En el siglo XIV andaba por los caminos de Dios un clérigo amigo del vino y el buen yantar. Se llamaba Juan Ruiz, pero se le conoce más en la historia de literatura española como el Arcipestre de Hita no solo por su cargo eclesiástico, sino sobre todo por haber escrito el Libro del Buen Amor, poema de impresionante actualidad donde la barraganía es un dedo índice contra los poderes del alto clero y un úkase contra el celibato.
Era un fraile de esos que trotaban el mundo a lo goliardo medieval, “a Dios rogando y con el mazo dando”, es decir, con la devoción mariana a un lado y una mujer bien carnal al otro, a la que reservaba un inconfundible deber ser, limitado como es natural por el imaginario de entonces: “en la cama muy loca, en la casa muy cuerda”.

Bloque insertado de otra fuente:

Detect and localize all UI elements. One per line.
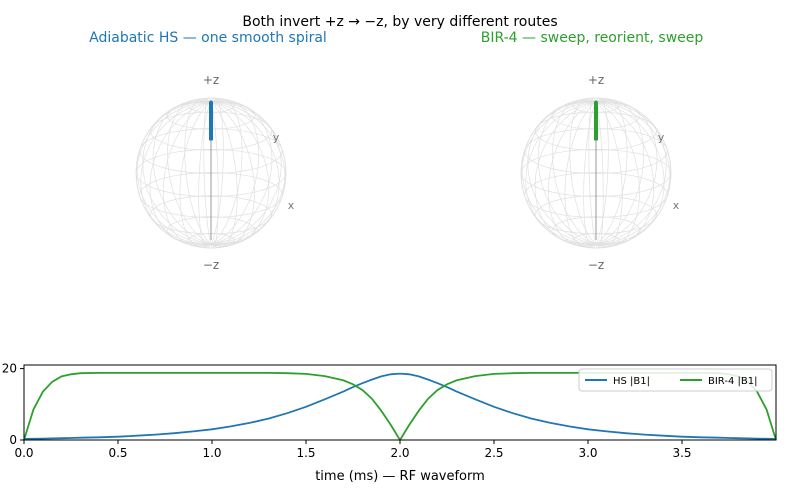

Su conocimiento de la sexualidad, si bien se inspira en el Arte de Amar de Ovidio y otras fuentes como las árabes, obviamente queda reforzado por una experiencia vital que se palpa en el libro por simple inspección, aunque su socarronería lo lleve a echar mano al criterio de autoridad clásico de la escolástica:
Aristóteles dijo, y es cosa verdadera,
que el hombre por dos cosas trabaja: la primera,
por el sustentamiento, y la segunda era
por conseguir unión con hembra placentera.
Si lo dijera yo, se podría tachar,
mas lo dice un filósofo, no se me ha de culpar.
De lo que dice el sabio no debemos dudar,
pues con hechos se prueba su sabio razonar.
Y porque “humanal cosa es el pecar”, confiesa en primera persona y sin tapujos:
Yo, como soy humano y, por tal, pecador,
sentí por las mujeres, a veces, gran amor.
Que probemos las cosas no siempre es lo peor;
el bien y el mal sabed y escoged lo mejor.
Siete siglos después, pero en Polonia, el cura franciscano Ksawery Knotz sacó a la luz su Sexo santo, más conocido como el Kama Sutra católico, un manual de técnicas amatorias para la pareja católica donde se ofrecen distintas variantes de interacción entre “el pipino” y “la pipina”, dos maneras de nombrar a los órganos sexuales masculino y femenino, respectivamente. Al primero lo define como “un clítoris aumentado”; y al segundo como “un pequeño pipino atrofiado”.
A diferencia del Arcipestre, para tratar de mantenerse dentro de lo teológica y políticamente correcto, el polaco Knotz limita el sexo a las parejas casadas y rechaza incluso el empleo del condón, pero establece una “teología del orgasmo” –así, con todas su letras– que debe haber sonado a reguetón en los oídos vaticanos, razón por la cual su libro fue rápidamente considerado “no oficial”, al margen de tener el beneplácito de la iglesia local.
“Algunas personas, cuando hablan de las relaciones sexuales dentro del matrimonio católico, piensan que están privadas de alegría, pasión y fantasía. Creen que el sexo tiene que ser como un himno tradicional de la Iglesia. Son personas que no entienden que Dios quiere que tengan una vida sexual feliz”, dijo el buen cura allá en su monasterio de Cracovia.
El sexo oral, sin embargo, está también excluido, pero con todo la alternativa constituye un pasito de avance respecto a la posición vaticana sobre la masturbación: en su lugar, la mujer “puede usar su mano para apretar el pipino de su esposo y confirmarlo en su virilidad”. “El buen sexo es como la felicidad en el cielo”, afirma con todas sus letras. Y eso, obviamente, repiquetea fuerte en la jerarquía católica, presa del pesado fardo gnóstico: el cuerpo mismo es corruptible y, a la larga, fuente de pecado.
El polaco, que sabe el terreno que pisa, se apresura sin embargo a declarar que su conocimiento de estos menesteres es “de segunda mano” y se origina en las confesiones de los fieles: “No se requiere tener una insuficiencia cardíaca para ser cardiólogo, ni ser alcohólico para trabajar como terapeuta”, dice, pero es difícil aceptar la idea de que toda esa experiencia empírica solo se origine en los creyentes arrodillados y no haya pasado por la prueba de las sábanas blancas o el humilde heno de las abadías. Es que el celibato es una institución humana, no un mandato de Dios ni de su Hijo, cuyos apóstoles procedían de los estratos sociales más humildes de la sociedad, como los pescadores. Y pescador sin mujer era como huevo sin sal.
Lo escribió Juan Ruiz hace setecientos años:
Que dice verdad el sabio claramente se prueba;
hombres, aves y bestias, todo animal de cueva
desea, por natura, siempre compaña
y mucho más el hombre que otro ser que se mueva.
Digo que más el hombre, pues otras criaturas
tan solo en una época se juntan, por natura;
el hombre, en todo tiempo, sin seso y sin mesura,
siempre que quiere y puede hacer esa locura.